Takoma Park residents shop for organic meat at the farmers market. (Katherine Frey -- The Washington Post)

On the same block where Roscoe was killed in 1999 in a hit-and-run attack by a sport-utility vehicle, the Sunday farmers market now offers lamb sausages, veal chops and eggs. Down the street, the food co-op -- breaking with a 20-year tradition -- is peddling flesh, too. During last summer's Fourth of July parade, a float of coop supporters held up signs declaring, "No Drumsticks, No Peace."

The embrace of food-with-a-face in this peace-rallying, tree-hugging, self-declared nuclear-free zone has become so enthusiastic that some residents wonder whether a counter-counter-revolution is afoot.

Jennifer Gillispie, 60, said she never imagined that meat consumption would become so conspicuous -- and that she would be one of the guilty ones.

The Takoma Park yoga teacher once told her most devoted students to become vegetarians. Now, she suggests meat eating as a path to karma.

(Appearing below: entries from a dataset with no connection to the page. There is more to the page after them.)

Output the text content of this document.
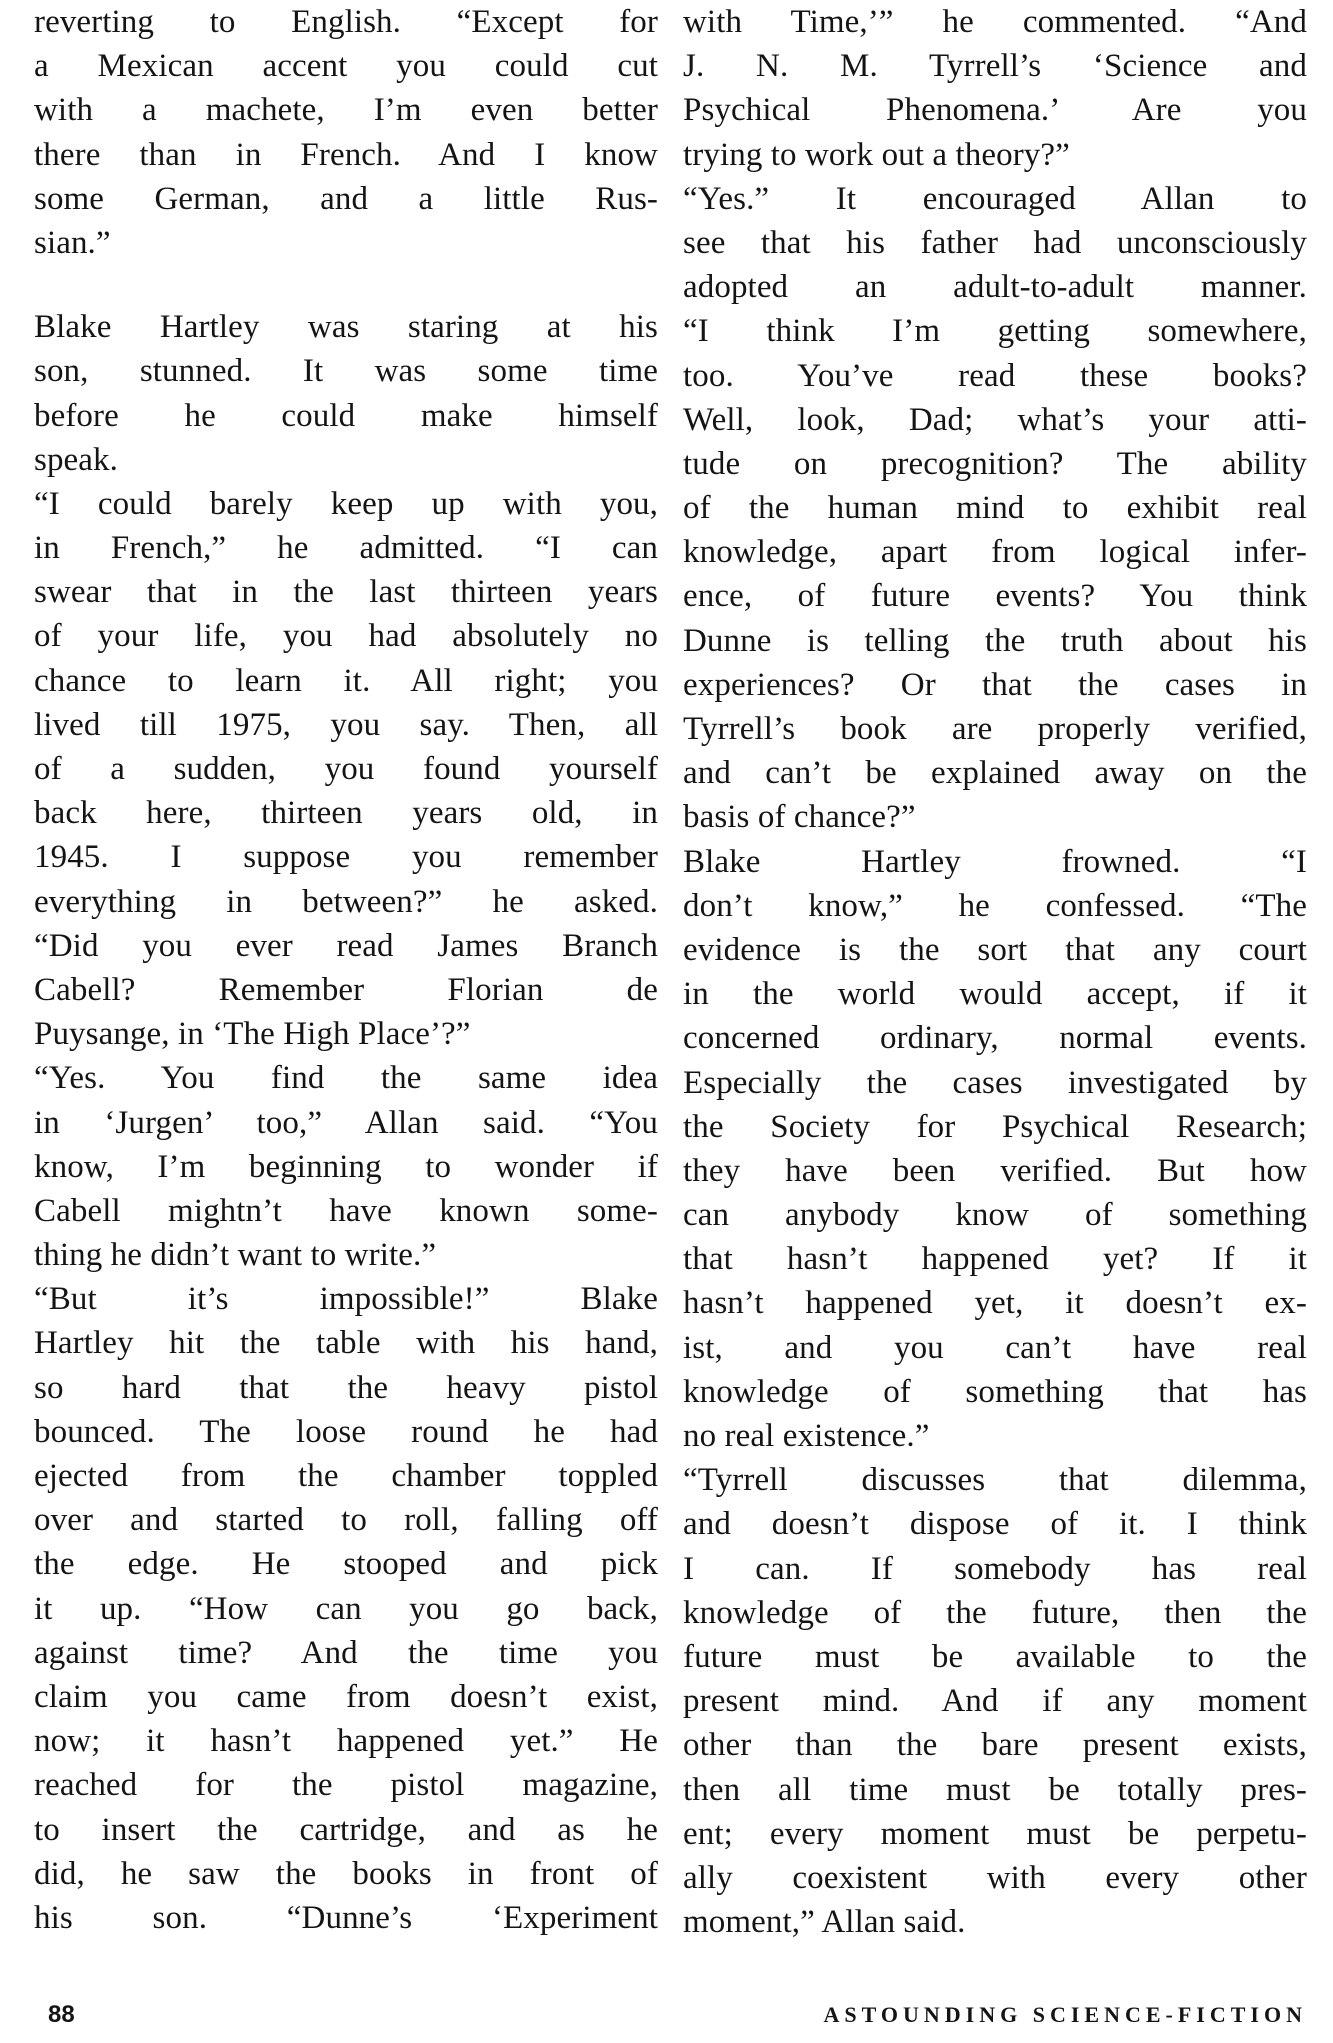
reverting to English. “Except for
a Mexican accent you could cut
with a machete, I’m even better
there than in French. And I know
some German, and a little Rus-
sian.”
Blake Hartley was staring at his
son, stunned. It was some time
before he could make himself
speak.
“I could barely keep up with you,
in French,” he admitted. “I can
swear that in the last thirteen years
of your life, you had absolutely no
chance to learn it. All right; you
lived till 1975, you say. Then, all
of a sudden, you found yourself
back here, thirteen years old, in
1945. I suppose you remember
everything in between?” he asked.
“Did you ever read James Branch
Cabell? Remember Florian de
Puysange, in ‘The High Place’?”
“Yes. You find the same idea
in ‘Jurgen’ too,” Allan said. “You
know, I’m beginning to wonder if
Cabell mightn’t have known some-
thing he didn’t want to write.”
“But it’s impossible!” Blake
Hartley hit the table with his hand,
so hard that the heavy pistol
bounced. The loose round he had
ejected from the chamber toppled
over and started to roll, falling off
the edge. He stooped and pick
it up. “How can you go back,
against time? And the time you
claim you came from doesn’t exist,
now; it hasn’t happened yet.” He
reached for the pistol magazine,
to insert the cartridge, and as he
did, he saw the books in front of
his son. “Dunne’s ‘Experiment
with Time,’” he commented. “And
J. N. M. Tyrrell’s ‘Science and
Psychical Phenomena.’ Are you
trying to work out a theory?”
“Yes.” It encouraged Allan to
see that his father had unconsciously
adopted an adult-to-adult manner.
“I think I’m getting somewhere,
too. You’ve read these books?
Well, look, Dad; what’s your atti-
tude on precognition? The ability
of the human mind to exhibit real
knowledge, apart from logical infer-
ence, of future events? You think
Dunne is telling the truth about his
experiences? Or that the cases in
Tyrrell’s book are properly verified,
and can’t be explained away on the
basis of chance?”
Blake Hartley frowned. “I
don’t know,” he confessed. “The
evidence is the sort that any court
in the world would accept, if it
concerned ordinary, normal events.
Especially the cases investigated by
the Society for Psychical Research;
they have been verified. But how
can anybody know of something
that hasn’t happened yet? If it
hasn’t happened yet, it doesn’t ex-
ist, and you can’t have real
knowledge of something that has
no real existence.”
“Tyrrell discusses that dilemma,
and doesn’t dispose of it. I think
I can. If somebody has real
knowledge of the future, then the
future must be available to the
present mind. And if any moment
other than the bare present exists,
then all time must be totally pres-
ent; every moment must be perpetu-
ally coexistent with every other
moment,” Allan said.
88	ASTOUNDING SCIENCE-FICTION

Of her salad days, Gillispie said, "I was forcing my own being to do something that, clearly, that being was saying wasn't working."

Gillispie, who had been a vegetarian for more than 10 years, said she was feeling weak and unmotivated a couple of years ago and didn't know why. When two formerly vegetarian friends suggested a new diet, she figured she had nothing to lose. She went to Whole Foods, ordered half a roasted chicken and found a table.

"I said a blessing, and I asked forgiveness for the chicken. I took one bite -- and it was like all my cells exploded, 'Yes!' " Gillispie recalled. "I ate the whole thing, bones and all. I couldn't get it into my mouth fast enough. People were staring."

Gillispie knows that some of her fellow yogis think she's gone crazy. She counters that it's time for Takoma Park residents to include meat eating in their definition of diversity and inclusiveness.

"It shouldn't be an option between vegetarianism and sick, antibiotic-filled meat," she said. "We could start to be part of the revolution for lovingly and humanely raised and culled meat."

But other residents are asking whether anything is sacred here anymore.

"There could be a chipping away at the liberal, alternative soul of Takoma Park," said Mike Tidwell, 43, an environmental activist. "I would not be surprised if we started seeing a bunch of hybrid SUVs and organic barbecue parties."

These changes in what residents lovingly call the People's Republic of Takoma Park come as the rest of the country appears to be warming to traditional Takoma values.